Now for the long-winded response on alumina. I have some dies and punches that I use to coin/size powder metal parts after sintering for both part density and size qualification. These parts are high temp sintered, and often carry some alumina oxide with them into the coining tooling. If my operators over-salt the parts, I can wear out a carbide die in less than 80,000 cycles. 4140 will definitely NOT do the trick.

Let's now assume you're going with a carbide-inserted die (and potentially carbide tipped punches). If you go with the wire EDM method, you will need to make a series of round laps to lap the cavity to size after EDM. I'd figure you'd leave roughly .0015"-.002" stock total with the barrel or bell-mouthing you'll likely see. You have several other options though. Find a shop with honing capabilities (see Sunnen Products) and they should be able to hone the ID close, then use a round lap to final size. Or, find a shop with a larger Heald style ID grinder. Again, you'll be able to get very close to the final size & tolerance and will likely need only (1) -.001" lap to finish off the high spots and true up the I.D.

Next, it sounds like you're trying to eject an alumina compact from a 6" long bore? If I'm reading that right, you're likely going to need some draft in that I.D. somewhere to permit the part to expand as it's ejected. This isn't the greatest solution if your piston wants to "walk", but is often required in powdered metal compacting to avoid cracking the compact during ejection.

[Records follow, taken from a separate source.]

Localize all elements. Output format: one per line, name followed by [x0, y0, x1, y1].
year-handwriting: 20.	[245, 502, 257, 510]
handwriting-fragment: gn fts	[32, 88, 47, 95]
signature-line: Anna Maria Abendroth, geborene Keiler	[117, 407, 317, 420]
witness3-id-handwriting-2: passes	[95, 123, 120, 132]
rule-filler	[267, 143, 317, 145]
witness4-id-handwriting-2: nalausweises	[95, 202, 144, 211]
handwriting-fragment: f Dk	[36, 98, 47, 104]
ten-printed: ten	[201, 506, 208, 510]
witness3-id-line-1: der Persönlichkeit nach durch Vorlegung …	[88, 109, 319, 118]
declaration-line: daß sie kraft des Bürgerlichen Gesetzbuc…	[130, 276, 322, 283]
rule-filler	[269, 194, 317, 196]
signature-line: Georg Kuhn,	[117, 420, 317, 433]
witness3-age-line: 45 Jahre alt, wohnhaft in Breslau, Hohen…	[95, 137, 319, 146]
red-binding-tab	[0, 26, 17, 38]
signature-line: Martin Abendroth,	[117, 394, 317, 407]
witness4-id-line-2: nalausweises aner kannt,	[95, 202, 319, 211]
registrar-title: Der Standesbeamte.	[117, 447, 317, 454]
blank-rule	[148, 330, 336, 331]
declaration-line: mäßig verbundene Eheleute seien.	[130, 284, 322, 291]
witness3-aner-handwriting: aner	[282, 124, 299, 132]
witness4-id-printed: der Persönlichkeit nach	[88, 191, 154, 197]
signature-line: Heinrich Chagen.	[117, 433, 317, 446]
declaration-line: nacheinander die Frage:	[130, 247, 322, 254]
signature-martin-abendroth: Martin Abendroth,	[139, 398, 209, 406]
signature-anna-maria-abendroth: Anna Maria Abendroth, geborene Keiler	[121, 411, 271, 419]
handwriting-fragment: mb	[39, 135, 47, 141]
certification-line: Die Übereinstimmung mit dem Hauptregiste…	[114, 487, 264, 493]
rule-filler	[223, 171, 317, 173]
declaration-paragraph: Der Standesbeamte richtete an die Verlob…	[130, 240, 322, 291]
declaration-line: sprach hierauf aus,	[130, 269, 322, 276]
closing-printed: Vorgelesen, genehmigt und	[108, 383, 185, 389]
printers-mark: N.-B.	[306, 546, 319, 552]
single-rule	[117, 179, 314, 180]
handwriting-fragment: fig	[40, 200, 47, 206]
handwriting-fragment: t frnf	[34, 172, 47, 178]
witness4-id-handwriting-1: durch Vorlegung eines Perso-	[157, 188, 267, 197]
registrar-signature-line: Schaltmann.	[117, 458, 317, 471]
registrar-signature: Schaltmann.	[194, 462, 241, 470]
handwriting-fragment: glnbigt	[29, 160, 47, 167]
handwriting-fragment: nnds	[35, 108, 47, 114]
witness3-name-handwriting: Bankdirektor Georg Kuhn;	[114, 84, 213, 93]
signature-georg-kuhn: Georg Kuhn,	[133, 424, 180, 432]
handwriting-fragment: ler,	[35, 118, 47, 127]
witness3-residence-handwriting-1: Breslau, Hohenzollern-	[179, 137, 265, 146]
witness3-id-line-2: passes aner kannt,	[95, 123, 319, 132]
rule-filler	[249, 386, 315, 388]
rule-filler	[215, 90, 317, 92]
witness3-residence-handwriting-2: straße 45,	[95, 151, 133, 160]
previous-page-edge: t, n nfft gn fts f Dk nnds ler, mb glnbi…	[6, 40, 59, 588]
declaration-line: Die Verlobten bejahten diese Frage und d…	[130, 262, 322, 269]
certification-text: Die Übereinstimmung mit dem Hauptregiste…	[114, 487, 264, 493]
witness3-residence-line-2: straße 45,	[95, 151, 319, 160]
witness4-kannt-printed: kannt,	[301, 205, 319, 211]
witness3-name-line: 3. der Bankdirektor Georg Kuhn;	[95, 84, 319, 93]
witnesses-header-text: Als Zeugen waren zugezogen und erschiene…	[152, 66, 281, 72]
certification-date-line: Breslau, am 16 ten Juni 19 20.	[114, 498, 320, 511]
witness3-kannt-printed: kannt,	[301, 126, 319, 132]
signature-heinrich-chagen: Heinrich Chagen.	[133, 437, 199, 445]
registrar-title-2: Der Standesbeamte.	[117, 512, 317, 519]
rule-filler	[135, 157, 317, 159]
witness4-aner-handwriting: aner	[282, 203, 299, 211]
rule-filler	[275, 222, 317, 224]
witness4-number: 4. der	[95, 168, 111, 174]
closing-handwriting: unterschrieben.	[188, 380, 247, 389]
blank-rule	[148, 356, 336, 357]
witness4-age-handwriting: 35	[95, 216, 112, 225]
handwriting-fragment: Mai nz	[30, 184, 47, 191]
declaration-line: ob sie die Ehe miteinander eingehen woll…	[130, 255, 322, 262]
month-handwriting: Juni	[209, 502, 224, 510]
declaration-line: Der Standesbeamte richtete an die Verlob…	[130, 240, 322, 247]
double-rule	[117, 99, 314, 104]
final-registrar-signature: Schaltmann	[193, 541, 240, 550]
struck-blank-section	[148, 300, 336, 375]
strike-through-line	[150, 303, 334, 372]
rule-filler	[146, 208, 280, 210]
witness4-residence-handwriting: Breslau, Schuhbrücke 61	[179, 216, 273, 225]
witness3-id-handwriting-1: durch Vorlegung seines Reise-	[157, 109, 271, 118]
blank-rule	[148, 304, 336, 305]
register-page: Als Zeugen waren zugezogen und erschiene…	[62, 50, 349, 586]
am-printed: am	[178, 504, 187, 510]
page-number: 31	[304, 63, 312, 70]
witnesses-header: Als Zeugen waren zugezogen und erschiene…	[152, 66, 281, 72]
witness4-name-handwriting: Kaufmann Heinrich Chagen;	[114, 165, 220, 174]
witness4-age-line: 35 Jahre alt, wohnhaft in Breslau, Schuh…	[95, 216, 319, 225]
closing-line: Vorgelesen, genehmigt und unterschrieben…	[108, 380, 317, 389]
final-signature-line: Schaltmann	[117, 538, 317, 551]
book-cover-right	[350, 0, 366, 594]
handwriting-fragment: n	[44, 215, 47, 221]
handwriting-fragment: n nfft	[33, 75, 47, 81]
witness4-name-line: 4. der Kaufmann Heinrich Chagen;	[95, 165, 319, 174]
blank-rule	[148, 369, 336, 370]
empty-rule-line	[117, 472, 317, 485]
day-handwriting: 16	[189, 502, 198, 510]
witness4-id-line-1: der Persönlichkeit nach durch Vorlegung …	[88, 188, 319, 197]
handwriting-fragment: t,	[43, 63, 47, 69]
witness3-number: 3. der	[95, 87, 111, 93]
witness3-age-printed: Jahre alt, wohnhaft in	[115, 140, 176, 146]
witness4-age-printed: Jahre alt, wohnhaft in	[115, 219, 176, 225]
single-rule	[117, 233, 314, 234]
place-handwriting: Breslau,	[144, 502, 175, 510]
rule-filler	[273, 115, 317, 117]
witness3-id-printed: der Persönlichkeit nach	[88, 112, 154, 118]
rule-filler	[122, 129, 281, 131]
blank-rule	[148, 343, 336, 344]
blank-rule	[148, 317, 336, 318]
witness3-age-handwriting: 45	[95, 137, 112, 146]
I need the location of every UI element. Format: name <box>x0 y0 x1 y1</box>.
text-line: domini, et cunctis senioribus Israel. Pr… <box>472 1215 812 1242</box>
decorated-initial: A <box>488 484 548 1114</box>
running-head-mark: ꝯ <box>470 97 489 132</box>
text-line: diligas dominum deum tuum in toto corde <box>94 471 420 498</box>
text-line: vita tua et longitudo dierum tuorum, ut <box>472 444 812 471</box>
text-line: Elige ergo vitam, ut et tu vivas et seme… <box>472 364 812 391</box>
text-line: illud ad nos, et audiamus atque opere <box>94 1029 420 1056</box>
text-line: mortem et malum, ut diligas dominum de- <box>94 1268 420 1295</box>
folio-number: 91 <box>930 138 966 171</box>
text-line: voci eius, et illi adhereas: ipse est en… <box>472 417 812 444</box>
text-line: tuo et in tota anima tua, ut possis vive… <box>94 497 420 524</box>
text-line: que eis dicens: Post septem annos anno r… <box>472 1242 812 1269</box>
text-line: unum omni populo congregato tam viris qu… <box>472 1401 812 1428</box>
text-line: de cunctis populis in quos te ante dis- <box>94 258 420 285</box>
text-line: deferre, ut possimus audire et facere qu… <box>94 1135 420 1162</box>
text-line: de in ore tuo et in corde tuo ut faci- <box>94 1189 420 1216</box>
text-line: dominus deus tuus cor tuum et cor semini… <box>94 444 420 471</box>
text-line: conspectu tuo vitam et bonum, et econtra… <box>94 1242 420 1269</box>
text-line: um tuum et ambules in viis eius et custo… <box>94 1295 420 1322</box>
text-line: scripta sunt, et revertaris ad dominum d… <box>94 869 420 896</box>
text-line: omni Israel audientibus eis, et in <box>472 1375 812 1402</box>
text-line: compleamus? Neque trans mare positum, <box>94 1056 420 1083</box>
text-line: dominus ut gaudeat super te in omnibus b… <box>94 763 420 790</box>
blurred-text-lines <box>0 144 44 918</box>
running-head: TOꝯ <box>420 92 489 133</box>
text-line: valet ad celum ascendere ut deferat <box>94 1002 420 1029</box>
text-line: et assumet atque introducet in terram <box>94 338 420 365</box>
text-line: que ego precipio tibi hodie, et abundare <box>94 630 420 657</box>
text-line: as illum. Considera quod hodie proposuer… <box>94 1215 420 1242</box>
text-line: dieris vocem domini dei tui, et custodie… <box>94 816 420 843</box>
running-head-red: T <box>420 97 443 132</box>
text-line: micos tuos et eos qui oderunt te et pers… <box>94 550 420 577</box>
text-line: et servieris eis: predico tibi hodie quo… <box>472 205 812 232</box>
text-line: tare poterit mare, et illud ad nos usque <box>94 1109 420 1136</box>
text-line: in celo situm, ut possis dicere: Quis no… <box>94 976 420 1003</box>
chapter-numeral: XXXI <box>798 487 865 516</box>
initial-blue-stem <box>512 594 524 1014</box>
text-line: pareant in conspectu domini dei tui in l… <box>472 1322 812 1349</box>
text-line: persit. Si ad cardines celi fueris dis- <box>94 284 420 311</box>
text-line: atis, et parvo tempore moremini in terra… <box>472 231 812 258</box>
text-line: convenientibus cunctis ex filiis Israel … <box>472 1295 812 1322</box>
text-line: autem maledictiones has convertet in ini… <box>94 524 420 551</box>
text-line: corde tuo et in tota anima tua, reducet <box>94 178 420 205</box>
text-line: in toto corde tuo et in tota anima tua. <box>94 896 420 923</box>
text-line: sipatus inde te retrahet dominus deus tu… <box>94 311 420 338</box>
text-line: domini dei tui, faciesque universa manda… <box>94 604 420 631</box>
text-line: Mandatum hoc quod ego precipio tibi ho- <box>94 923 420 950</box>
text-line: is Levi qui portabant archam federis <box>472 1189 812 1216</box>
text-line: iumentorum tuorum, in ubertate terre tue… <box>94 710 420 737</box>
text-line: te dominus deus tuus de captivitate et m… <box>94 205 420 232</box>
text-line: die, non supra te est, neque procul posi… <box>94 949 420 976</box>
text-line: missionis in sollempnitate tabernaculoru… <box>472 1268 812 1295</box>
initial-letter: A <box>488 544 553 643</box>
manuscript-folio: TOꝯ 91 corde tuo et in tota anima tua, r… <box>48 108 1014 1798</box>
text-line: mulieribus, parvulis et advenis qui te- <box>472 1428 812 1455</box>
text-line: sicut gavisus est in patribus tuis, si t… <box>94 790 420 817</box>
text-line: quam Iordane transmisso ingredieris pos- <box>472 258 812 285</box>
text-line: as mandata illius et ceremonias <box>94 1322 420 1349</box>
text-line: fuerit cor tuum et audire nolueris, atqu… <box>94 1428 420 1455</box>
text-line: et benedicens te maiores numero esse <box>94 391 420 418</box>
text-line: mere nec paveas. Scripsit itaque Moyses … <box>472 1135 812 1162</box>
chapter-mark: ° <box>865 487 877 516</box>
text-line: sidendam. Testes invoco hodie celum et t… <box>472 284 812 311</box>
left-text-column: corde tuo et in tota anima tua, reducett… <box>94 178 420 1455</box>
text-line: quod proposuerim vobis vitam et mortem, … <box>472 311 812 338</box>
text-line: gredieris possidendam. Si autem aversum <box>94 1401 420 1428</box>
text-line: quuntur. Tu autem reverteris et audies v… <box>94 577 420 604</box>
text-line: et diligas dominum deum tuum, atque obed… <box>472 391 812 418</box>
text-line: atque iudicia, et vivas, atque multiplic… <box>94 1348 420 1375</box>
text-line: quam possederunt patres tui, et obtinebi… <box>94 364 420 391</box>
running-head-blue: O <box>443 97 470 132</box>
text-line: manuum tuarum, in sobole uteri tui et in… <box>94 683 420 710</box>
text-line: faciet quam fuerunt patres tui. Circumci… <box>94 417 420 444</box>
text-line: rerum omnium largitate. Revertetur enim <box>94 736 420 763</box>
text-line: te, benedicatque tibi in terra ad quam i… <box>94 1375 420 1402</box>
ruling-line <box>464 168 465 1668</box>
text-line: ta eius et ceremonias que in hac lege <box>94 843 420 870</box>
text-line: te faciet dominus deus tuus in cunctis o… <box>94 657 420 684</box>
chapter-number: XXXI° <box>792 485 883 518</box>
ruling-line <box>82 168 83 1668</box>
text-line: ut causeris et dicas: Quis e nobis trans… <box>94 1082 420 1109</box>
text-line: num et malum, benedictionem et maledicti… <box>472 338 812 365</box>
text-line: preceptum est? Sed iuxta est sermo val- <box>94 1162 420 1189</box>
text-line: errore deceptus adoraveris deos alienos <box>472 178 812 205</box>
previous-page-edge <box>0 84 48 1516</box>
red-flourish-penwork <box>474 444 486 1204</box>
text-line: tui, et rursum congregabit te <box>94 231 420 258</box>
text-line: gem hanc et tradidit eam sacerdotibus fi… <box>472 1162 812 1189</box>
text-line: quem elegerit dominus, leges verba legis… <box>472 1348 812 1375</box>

Finally, you probably ought to start without the coatings and stick with the carbide. As the standard PVD coating is less than .0002" thick, the alumina will likely rub the coating off in less than 1,000 cycles. I'll also add that you'll want some interim inspections of that bore, especially where the alumina is being compacted. It will have a tendency to wear more heavily in that area first.

Sounds like an interesting project. Have pics for those of us who are visually oriented?